5. A method according to any one of claims 1 to 3, wherein the container has a liquid content strictly greater than 5% and less than or equal to 10%.
6. A method according to any preceding claim, wherein the volume content of dioxygen relative to the quantity of the other gas (22) is less than 15%, preferably less than 5%.
7. A method according to any preceding claim, wherein the foodstuffs (12) are in the form of slices, pieces, filets, crumbs, in minced form, or indeed in whole form.
8. A method according to any preceding claim, wherein the step (30) of eliminating air comprises the step of introducing nitrogen in liquid form into the container.
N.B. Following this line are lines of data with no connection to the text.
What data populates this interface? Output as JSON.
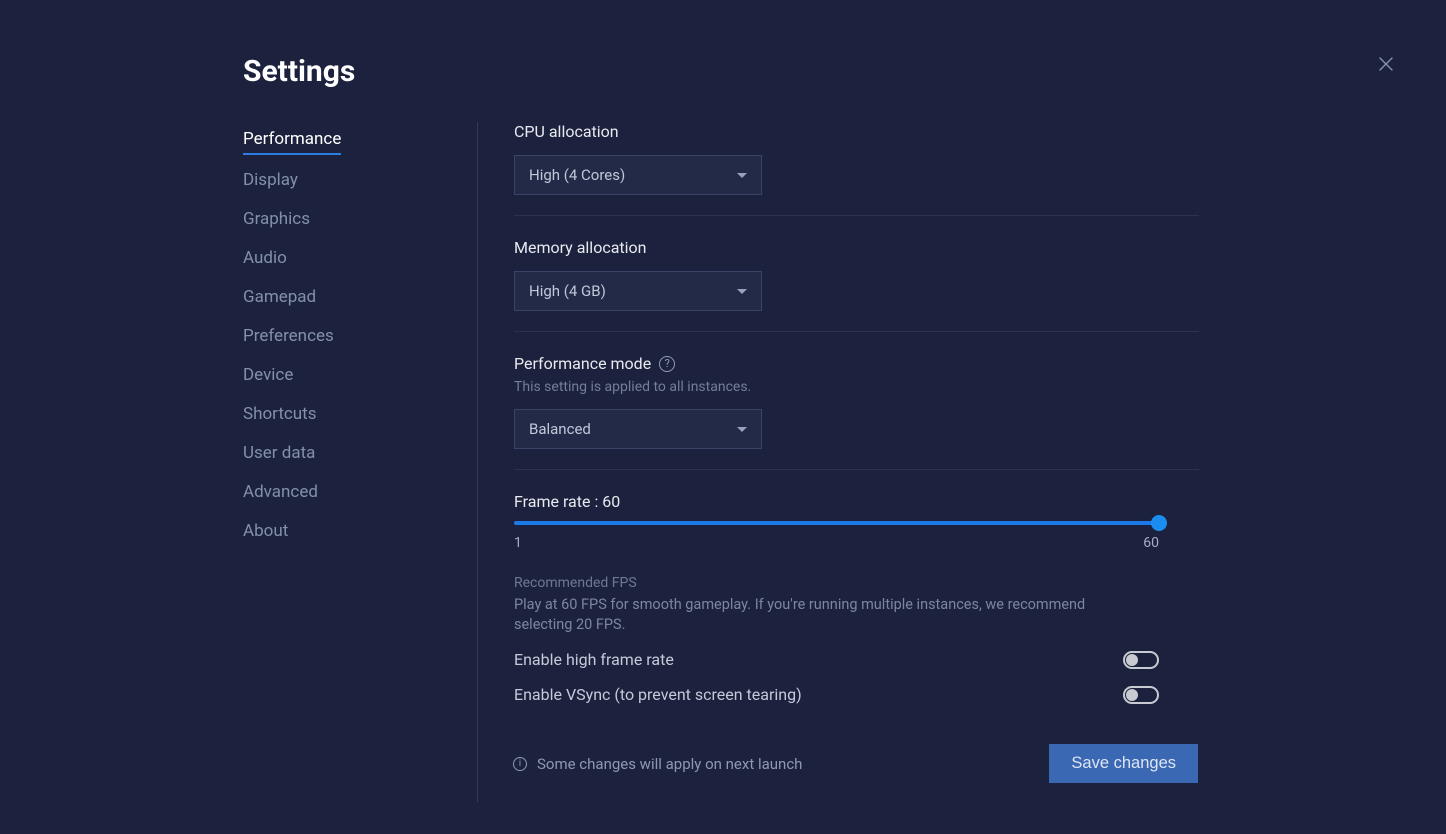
{
  "title": "Settings",
  "sidebar": {
    "items": [
      {
        "label": "Performance",
        "active": true
      },
      {
        "label": "Display"
      },
      {
        "label": "Graphics"
      },
      {
        "label": "Audio"
      },
      {
        "label": "Gamepad"
      },
      {
        "label": "Preferences"
      },
      {
        "label": "Device"
      },
      {
        "label": "Shortcuts"
      },
      {
        "label": "User data"
      },
      {
        "label": "Advanced"
      },
      {
        "label": "About"
      }
    ]
  },
  "main": {
    "cpu": {
      "label": "CPU allocation",
      "value": "High (4 Cores)"
    },
    "memory": {
      "label": "Memory allocation",
      "value": "High (4 GB)"
    },
    "perfmode": {
      "label": "Performance mode",
      "sub": "This setting is applied to all instances.",
      "value": "Balanced"
    },
    "framerate": {
      "label": "Frame rate : 60",
      "min": "1",
      "max": "60",
      "rec_head": "Recommended FPS",
      "rec_body": "Play at 60 FPS for smooth gameplay. If you're running multiple instances, we recommend selecting 20 FPS."
    },
    "toggles": {
      "high_fr": "Enable high frame rate",
      "vsync": "Enable VSync (to prevent screen tearing)"
    }
  },
  "footer": {
    "note": "Some changes will apply on next launch",
    "save": "Save changes"
  }
}
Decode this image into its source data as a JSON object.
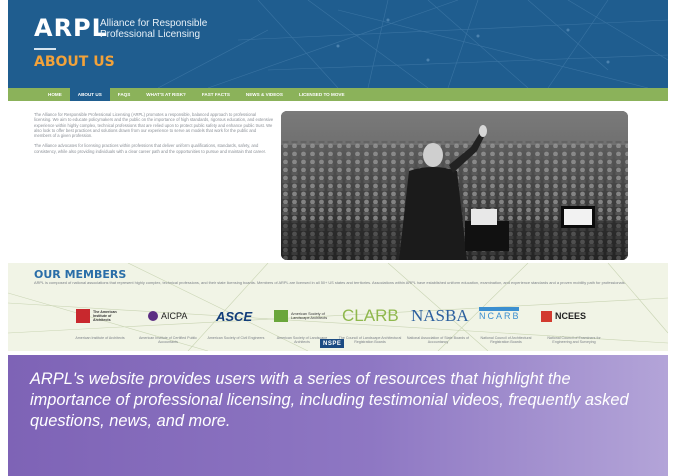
{
  "header": {
    "logo": "ARPL",
    "tagline": "Alliance for Responsible Professional Licensing",
    "page_title": "ABOUT US"
  },
  "nav": {
    "items": [
      "HOME",
      "ABOUT US",
      "FAQS",
      "WHAT'S AT RISK?",
      "FAST FACTS",
      "NEWS & VIDEOS",
      "LICENSED TO MOVE"
    ],
    "active": "ABOUT US"
  },
  "intro": {
    "paragraphs": [
      "The Alliance for Responsible Professional Licensing (ARPL) promotes a responsible, balanced approach to professional licensing. We aim to educate policymakers and the public on the importance of high standards, rigorous education, and extensive experience within highly complex, technical professions that are relied upon to protect public safety and enhance public trust. We also look to offer best practices and solutions drawn from our experience to serve as models that work for the public and members of a given profession.",
      "The Alliance advocates for licensing practices within professions that deliver uniform qualifications, standards, safety, and consistency, while also providing individuals with a clear career path and the opportunities to pursue and maintain that career."
    ]
  },
  "members": {
    "title": "OUR MEMBERS",
    "description": "ARPL is composed of national associations that represent highly complex, technical professions, and their state licensing boards. Members of ARPL are licensed in all 50+ US states and territories. Associations within ARPL have established uniform education, examination, and experience standards and a proven mobility path for professionals.",
    "logos": [
      {
        "text": "The American Institute of Architects",
        "name": "American Institute of Architects",
        "color": "#c8282d"
      },
      {
        "text": "AICPA",
        "name": "American Institute of Certified Public Accountants",
        "color": "#5b2d82"
      },
      {
        "text": "ASCE",
        "name": "American Society of Civil Engineers",
        "color": "#123d7a"
      },
      {
        "text": "American Society of Landscape Architects",
        "name": "American Society of Landscape Architects",
        "color": "#6aa63b"
      },
      {
        "text": "CLARB",
        "name": "The Council of Landscape Architectural Registration Boards",
        "color": "#8fb84d"
      },
      {
        "text": "NASBA",
        "name": "National Association of State Boards of Accountancy",
        "color": "#2b5f9e"
      },
      {
        "text": "NCARB",
        "name": "National Council of Architectural Registration Boards",
        "color": "#3c8fd0"
      },
      {
        "text": "NCEES",
        "name": "National Council of Examiners for Engineering and Surveying",
        "color": "#d23a2f"
      }
    ],
    "extra_logo": "NSPE"
  },
  "caption": {
    "text": "ARPL's website provides users with a series of resources that highlight the importance of professional licensing, including testimonial videos, frequently asked questions, news, and more."
  },
  "colors": {
    "header_blue": "#1f5d8f",
    "nav_green": "#8bb25a",
    "title_orange": "#f2a23a",
    "members_title_blue": "#2a6ea8",
    "caption_purple": "#8e77c3"
  }
}
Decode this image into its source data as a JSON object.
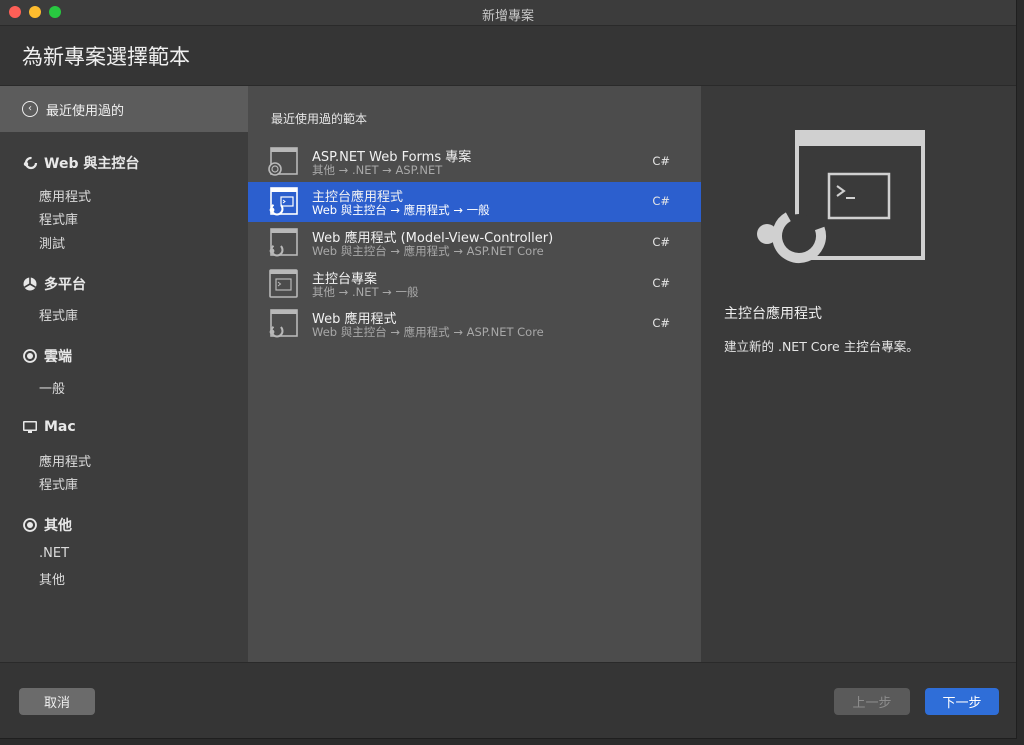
{
  "window": {
    "title": "新增專案"
  },
  "header": {
    "title": "為新專案選擇範本"
  },
  "sidebar": {
    "recent_label": "最近使用過的",
    "categories": [
      {
        "label": "Web 與主控台",
        "icon": "web-console-icon",
        "items": [
          "應用程式",
          "程式庫",
          "測試"
        ]
      },
      {
        "label": "多平台",
        "icon": "multiplatform-icon",
        "items": [
          "程式庫"
        ]
      },
      {
        "label": "雲端",
        "icon": "cloud-icon",
        "items": [
          "一般"
        ]
      },
      {
        "label": "Mac",
        "icon": "mac-monitor-icon",
        "items": [
          "應用程式",
          "程式庫"
        ]
      },
      {
        "label": "其他",
        "icon": "other-icon",
        "items": [
          ".NET",
          "其他"
        ]
      }
    ]
  },
  "templates": {
    "section_title": "最近使用過的範本",
    "items": [
      {
        "name": "ASP.NET Web Forms 專案",
        "path": "其他 → .NET → ASP.NET",
        "lang": "C#",
        "icon": "web-forms-icon",
        "selected": false
      },
      {
        "name": "主控台應用程式",
        "path": "Web 與主控台 → 應用程式 → 一般",
        "lang": "C#",
        "icon": "console-app-icon",
        "selected": true
      },
      {
        "name": "Web 應用程式 (Model-View-Controller)",
        "path": "Web 與主控台 → 應用程式 → ASP.NET Core",
        "lang": "C#",
        "icon": "web-app-icon",
        "selected": false
      },
      {
        "name": "主控台專案",
        "path": "其他 → .NET → 一般",
        "lang": "C#",
        "icon": "console-project-icon",
        "selected": false
      },
      {
        "name": "Web 應用程式",
        "path": "Web 與主控台 → 應用程式 → ASP.NET Core",
        "lang": "C#",
        "icon": "web-app-icon",
        "selected": false
      }
    ]
  },
  "preview": {
    "title": "主控台應用程式",
    "description": "建立新的 .NET Core 主控台專案。"
  },
  "footer": {
    "cancel_label": "取消",
    "prev_label": "上一步",
    "next_label": "下一步"
  },
  "colors": {
    "selection": "#2c5fce",
    "primary_button": "#2f6ed8"
  }
}
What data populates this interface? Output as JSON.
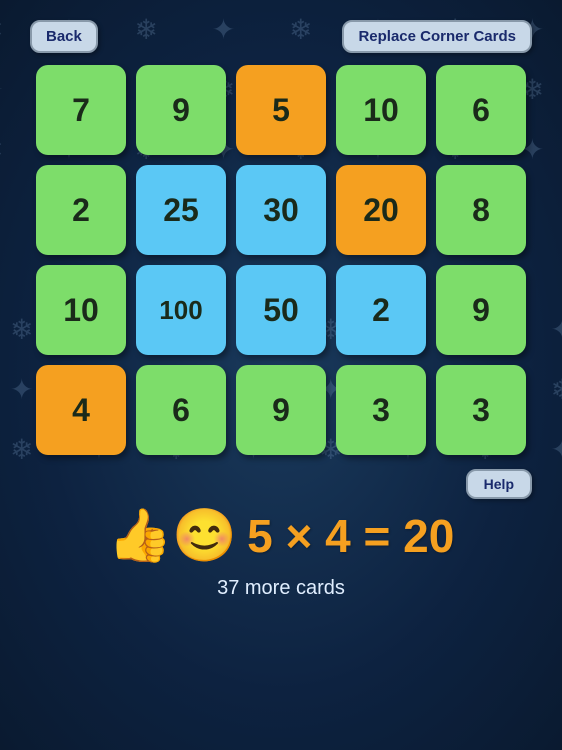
{
  "header": {
    "back_label": "Back",
    "replace_label": "Replace Corner Cards"
  },
  "grid": {
    "rows": [
      [
        {
          "value": "7",
          "color": "green"
        },
        {
          "value": "9",
          "color": "green"
        },
        {
          "value": "5",
          "color": "orange"
        },
        {
          "value": "10",
          "color": "green"
        },
        {
          "value": "6",
          "color": "green"
        }
      ],
      [
        {
          "value": "2",
          "color": "green"
        },
        {
          "value": "25",
          "color": "blue"
        },
        {
          "value": "30",
          "color": "blue"
        },
        {
          "value": "20",
          "color": "orange"
        },
        {
          "value": "8",
          "color": "green"
        }
      ],
      [
        {
          "value": "10",
          "color": "green"
        },
        {
          "value": "100",
          "color": "blue"
        },
        {
          "value": "50",
          "color": "blue"
        },
        {
          "value": "2",
          "color": "blue"
        },
        {
          "value": "9",
          "color": "green"
        }
      ],
      [
        {
          "value": "4",
          "color": "orange"
        },
        {
          "value": "6",
          "color": "green"
        },
        {
          "value": "9",
          "color": "green"
        },
        {
          "value": "3",
          "color": "green"
        },
        {
          "value": "3",
          "color": "green"
        }
      ]
    ]
  },
  "help": {
    "label": "Help"
  },
  "equation": {
    "text": "5 × 4 = 20",
    "emoji": "👍😊"
  },
  "footer": {
    "more_cards": "37 more cards"
  }
}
9. A method according to any one of claims 1 to 7, wherein the step (30) of eliminating air comprises a step of introducing water (H₂O_(g)) in gaseous form into the container.
10. A method according to the preceding claim, during which the water in gaseous form is injected by overflowing into the receptacle (14), thereby expelling the air present in the receptacle, while providing for a specific time of contact between the steam and the foodstuffs lying in the range 20 seconds to 30 seconds per container.
11. A method according to any preceding claim, including adding oil or water prior to closing (32) the container, in an amount lying in the range 2% to 10% by weight of fish, preferably in the range 2.4% to 6.5% by weight of fish.
12. A container (10) for preserving foodstuffs (12), the container comprising the foodstuffs (12), a receptacle (14), and a lid (16), and being made of steel or of aluminum, the lid (16) being crimped on the receptacle (14), or else the container being made of an oxygen-proof plastic material, the lid (16) being heat-sealed on the receptacle (14), the container being characterized in that:

    • the foodstuffs (12) are sterilized and is constituted by fish in solid form, possibly including an additive, a preservative, a little oil or a little water; and

    • after sterilization, the closed container (10) presents substantially no liquid, i.e. comprises a liquid content that is less than or equal to 10% of the total weight of the content of the container.
13. A container according to claim 12, characterized in that the container is a rigid container for long duration preservation of foodstuffs, the duration of preservation being longer than one month and preferably longer than three years.
14. A container according to claim 12 or claim 13, characterized in that the fish is tuna.
15. A device for making a container for performing a method according to any one of claims 1 to 8, the device including means (48) for introducing liquid nitrogen into the container.
16. A device for making a container for performing a method according to any one of claims 1 to 7, or according to claim 9, 10, or 11, the device including means for introducing water (H₂O_(g)) in gaseous form in the container.
17. A device according to the preceding claim, wherein the means (48) comprise a steam tunnel and enable steam to be injected over the sides of the tunnel.